Con il suo nuovo libro, Sopravvivere a un museo d’arte contemporanea. Dieci stanze, dieci artisti, dieci sopravvivenze possibili, Davide Uria ci accompagna dentro questo spaesamento con ironia e intelligenza. Non offre risposte pronte, non dà ricette sicure. Propone invece un esercizio: quello dello sguardo che resiste, che resta anche quando il senso sfugge, anche quando l’opera sembra muta o provocatoria. Perché l’arte contemporanea non si lascia capire subito. Non consola, non rassicura. Chiede di essere abitata, attesa, vissuta.

Le dieci “stanze” di questo museo immaginario non sono semplici luoghi d’esposizione, ma tappe di un viaggio più profondo. C’è Jasper Johns, che dipinge una bandiera che non sventola e ci obbliga a guardare di nuovo ciò che credevamo familiare. C’è Claes Oldenburg, che trasforma un gelato in monumento e ci costringe a sorridere e a riflettere sul nostro mondo ingigantito. C’è Victor Vasarely, che con le sue illusioni ottiche fa vibrare lo sguardo fino a farci dubitare della realtà stessa.

E poi ci sono le parole urlanti di Barbara Kruger, i corpi vulnerabili di Marina Abramović, i pois infiniti di Yayoi Kusama, le macchine impazzite di Jean Tinguely. Ogni artista diventa qui un compagno scomodo, un ostacolo produttivo, una soglia da attraversare. Non si tratta di capire l’opera, ma di sopravvivere al proprio bisogno di capire subito.

Perché è questo il cuore del museo contemporaneo: la crisi della visibilità, la rottura dell’evidenza. Il visitatore non può limitarsi a guardare: deve fermarsi, interrogare, sopportare l’assenza di risposte. È un esercizio di resistenza interiore, di fatica percettiva. E in questo somiglia profondamente alla vita vera. Perché anche la realtà non si lascia afferrare subito. Anche le relazioni, le parole, le scelte chiedono tempo, attenzione, cura.

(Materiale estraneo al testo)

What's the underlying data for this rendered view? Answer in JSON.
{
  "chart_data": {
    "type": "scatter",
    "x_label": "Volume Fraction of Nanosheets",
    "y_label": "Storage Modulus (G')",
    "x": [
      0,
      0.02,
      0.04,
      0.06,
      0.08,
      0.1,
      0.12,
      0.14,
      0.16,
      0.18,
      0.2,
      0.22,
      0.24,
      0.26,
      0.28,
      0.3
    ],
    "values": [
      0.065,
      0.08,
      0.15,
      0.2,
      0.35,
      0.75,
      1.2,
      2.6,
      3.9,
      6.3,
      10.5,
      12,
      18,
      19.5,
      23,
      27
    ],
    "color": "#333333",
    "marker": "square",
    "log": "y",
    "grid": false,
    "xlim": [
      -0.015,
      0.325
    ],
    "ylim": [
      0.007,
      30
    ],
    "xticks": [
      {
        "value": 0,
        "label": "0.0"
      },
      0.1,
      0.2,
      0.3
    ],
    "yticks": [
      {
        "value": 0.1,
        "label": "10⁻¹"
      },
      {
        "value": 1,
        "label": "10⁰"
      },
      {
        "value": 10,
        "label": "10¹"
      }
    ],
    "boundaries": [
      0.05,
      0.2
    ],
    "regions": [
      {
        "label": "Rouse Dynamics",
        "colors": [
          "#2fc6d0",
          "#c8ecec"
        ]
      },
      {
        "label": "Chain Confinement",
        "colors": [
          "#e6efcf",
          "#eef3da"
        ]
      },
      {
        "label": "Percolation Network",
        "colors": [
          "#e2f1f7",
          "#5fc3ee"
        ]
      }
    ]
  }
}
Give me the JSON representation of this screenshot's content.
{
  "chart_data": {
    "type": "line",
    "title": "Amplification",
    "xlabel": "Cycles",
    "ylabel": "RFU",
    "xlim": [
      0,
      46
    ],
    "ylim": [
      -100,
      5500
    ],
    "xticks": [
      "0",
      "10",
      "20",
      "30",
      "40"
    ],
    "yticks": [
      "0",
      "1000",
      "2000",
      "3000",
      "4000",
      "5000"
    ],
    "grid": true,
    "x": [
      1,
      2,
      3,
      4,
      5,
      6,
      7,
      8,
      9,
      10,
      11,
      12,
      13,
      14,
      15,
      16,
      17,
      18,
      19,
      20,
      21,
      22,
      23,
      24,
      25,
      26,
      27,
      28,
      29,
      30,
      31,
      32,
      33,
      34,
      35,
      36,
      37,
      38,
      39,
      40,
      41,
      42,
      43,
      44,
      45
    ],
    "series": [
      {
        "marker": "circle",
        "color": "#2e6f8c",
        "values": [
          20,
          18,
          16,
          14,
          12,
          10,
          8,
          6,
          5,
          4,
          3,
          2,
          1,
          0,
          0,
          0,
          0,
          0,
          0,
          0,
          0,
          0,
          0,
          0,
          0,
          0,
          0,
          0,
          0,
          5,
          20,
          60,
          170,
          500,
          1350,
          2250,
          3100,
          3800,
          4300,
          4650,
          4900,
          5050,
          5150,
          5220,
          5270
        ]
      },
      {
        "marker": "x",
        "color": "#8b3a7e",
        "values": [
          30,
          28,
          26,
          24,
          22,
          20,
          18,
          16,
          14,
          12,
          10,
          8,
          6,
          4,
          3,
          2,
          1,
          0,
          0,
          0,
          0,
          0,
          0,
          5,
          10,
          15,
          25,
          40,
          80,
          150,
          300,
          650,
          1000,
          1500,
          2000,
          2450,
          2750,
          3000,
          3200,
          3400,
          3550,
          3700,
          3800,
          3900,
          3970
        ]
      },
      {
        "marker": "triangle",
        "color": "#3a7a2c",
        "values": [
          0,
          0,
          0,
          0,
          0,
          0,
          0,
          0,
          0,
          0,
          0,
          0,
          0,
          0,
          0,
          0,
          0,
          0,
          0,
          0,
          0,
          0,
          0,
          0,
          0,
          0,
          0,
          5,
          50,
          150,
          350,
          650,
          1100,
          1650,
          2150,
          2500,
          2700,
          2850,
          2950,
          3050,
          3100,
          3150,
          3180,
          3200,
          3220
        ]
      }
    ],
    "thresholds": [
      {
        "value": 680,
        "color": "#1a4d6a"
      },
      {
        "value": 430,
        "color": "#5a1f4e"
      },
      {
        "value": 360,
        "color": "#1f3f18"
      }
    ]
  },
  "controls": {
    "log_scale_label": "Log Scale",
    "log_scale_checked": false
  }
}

C’è, in questo libro di Davide Uria, una filosofia sottile che attraversa ogni pagina: l’arte come metafora dell’esistenza. Imparare a guardare un’opera d’arte significa imparare a guardare gli altri, il mondo, se stessi con uno sguardo più paziente, più profondo, meno frettoloso. È una lezione difficile, ma necessaria. In un’epoca che ci vuole veloci e distratti, il museo ci obbliga a essere lenti e presenti.

Ecco allora che sopravvivere a un museo d’arte contemporanea non è sopravvivere all’arte. È sopravvivere a noi stessi. Al nostro bisogno di controllo, di comprensione immediata, di senso facile. È imparare a restare, a tollerare il vuoto, a dare tempo al possibile.

Perché forse il vero valore – nell’arte come nella vita – non nasce dalla fretta, ma dalla cura. E ogni stanza di questo museo immaginario diventa un piccolo allenamento per lo sguardo e per l’anima. Un invito a non avere paura di non capire. A non scappare di fronte al difficile. A restare umani, anche nella complessità.

Con questo libro Davide Uria non si limita a raccontare l’arte contemporanea: ci invita a vivere meglio il nostro presente, con più attenzione, più silenzio, più profondità. Un libro necessario.